By second half 2025, Ampere Computing could be on their second generation N3 Arm server chip aimed at inference.
( I'm a bit skeptical they will keep that yearly cadence. )

Finally on the inference front, Google is rolling out Gemini Nano. Apple is doing tons of AI inference in the Vision PRo. The whole Apple line up is reported to be doing more local inference in next versions of iOS/iPadOS/macOS. That is 100's of millions of devices where there is zero Nvidia in sight. Nvidia having AI/ML inference in some kind of unilateral monopoly hold is a complete farce.
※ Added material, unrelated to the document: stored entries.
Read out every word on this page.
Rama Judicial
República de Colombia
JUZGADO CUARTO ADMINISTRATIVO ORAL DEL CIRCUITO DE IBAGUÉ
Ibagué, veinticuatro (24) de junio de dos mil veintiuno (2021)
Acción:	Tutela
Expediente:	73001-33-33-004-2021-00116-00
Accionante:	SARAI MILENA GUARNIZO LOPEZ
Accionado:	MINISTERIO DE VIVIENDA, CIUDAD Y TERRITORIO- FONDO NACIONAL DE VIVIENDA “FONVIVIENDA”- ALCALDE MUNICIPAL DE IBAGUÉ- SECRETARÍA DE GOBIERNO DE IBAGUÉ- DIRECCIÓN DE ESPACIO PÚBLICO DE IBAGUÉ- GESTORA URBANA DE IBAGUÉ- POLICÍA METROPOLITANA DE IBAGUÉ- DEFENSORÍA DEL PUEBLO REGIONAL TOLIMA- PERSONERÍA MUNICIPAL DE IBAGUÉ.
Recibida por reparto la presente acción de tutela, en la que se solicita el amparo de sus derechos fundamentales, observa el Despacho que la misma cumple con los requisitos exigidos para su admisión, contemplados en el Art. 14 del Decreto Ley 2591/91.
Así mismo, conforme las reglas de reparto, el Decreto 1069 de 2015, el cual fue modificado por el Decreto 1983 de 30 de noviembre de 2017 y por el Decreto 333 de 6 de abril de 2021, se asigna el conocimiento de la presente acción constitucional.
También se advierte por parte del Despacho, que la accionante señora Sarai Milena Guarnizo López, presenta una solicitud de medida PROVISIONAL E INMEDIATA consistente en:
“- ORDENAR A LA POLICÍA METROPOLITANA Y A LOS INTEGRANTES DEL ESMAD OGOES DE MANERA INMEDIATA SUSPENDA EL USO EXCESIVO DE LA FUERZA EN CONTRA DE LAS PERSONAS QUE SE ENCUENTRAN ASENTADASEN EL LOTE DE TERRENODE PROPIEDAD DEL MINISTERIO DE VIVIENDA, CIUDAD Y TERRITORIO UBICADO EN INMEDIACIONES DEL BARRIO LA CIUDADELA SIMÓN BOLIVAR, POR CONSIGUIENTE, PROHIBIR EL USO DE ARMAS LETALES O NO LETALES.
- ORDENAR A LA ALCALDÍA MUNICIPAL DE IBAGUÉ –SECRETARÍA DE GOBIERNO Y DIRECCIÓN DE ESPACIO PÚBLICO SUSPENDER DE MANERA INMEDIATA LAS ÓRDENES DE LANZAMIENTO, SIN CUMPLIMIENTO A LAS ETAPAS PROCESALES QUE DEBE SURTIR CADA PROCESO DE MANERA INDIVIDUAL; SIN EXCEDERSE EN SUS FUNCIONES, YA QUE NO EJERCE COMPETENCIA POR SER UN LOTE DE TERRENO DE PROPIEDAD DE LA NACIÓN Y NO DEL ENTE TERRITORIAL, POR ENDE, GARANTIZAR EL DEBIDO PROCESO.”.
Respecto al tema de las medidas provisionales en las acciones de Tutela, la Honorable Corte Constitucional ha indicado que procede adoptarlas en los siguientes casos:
The AI/ML inference market is far, far , far bigger than the 'largest memory footprint possible', LLM model.

This is a much better idea than a Car or even VR Goggles, IMHO. (Although they should be throwing a bunch of stuff at the wall to see what sticks)

The 'car' project never was much of a 'car' project as a autonomous driving project. That was the bigger problem. If wanted to just make a car that people could drive it would not have been as big of a money pit. The VR Google are largely AI/ML inference though. It is one of the key essential, differentiating features present. It just isn't sold as "AI".

Both of those were 'moving'/'mobile' AI/ML computation projects. Apple doing something that is static and goes no where; that isn't particularly unique or lacking in players tackling the problem.
 

deconstruct60

macrumors G5
Mar 10, 2009
12,441
3,988
I think you're going to be pretty surprised when you learn what Apple did for the M-Series!

There is a difference when Apple can make in tuning a solution for iOS and/or MacOS. This is not a MacOS problem and it is vastly far away from being a iOS problem.

Apple execs has said on multiple occasions that if there is a very good solution they can just buy , they'll buy it. Apple just killed their micro-LED project. (going to buy more OLEDs from LG and Samsung).

Arm's designed sever cores are very competitive. Amazon has replaced a large fraction of it x86 server workload onto Arm desgined cores. The raw boot Llnix and run sophisticated data center virtualization workloads just fine. The hardware, firmware, drivers , software is already there. ( Apple's workload that is still at Amazon (and the portion at Cloudflare) probably is already running on some Arm implementation. Likely will be true for Apple workload at Azure/Google over the course of late 2024/ early 2025 also ) And if they don't like Arms there is a Ampere Computing core options they can choose also that is also currently running real server production workloads at scale.

Yes, there are some hackers justing to cobbling together a complete Linux implementation on M-series. But that isn't production quality OS. It isn't done.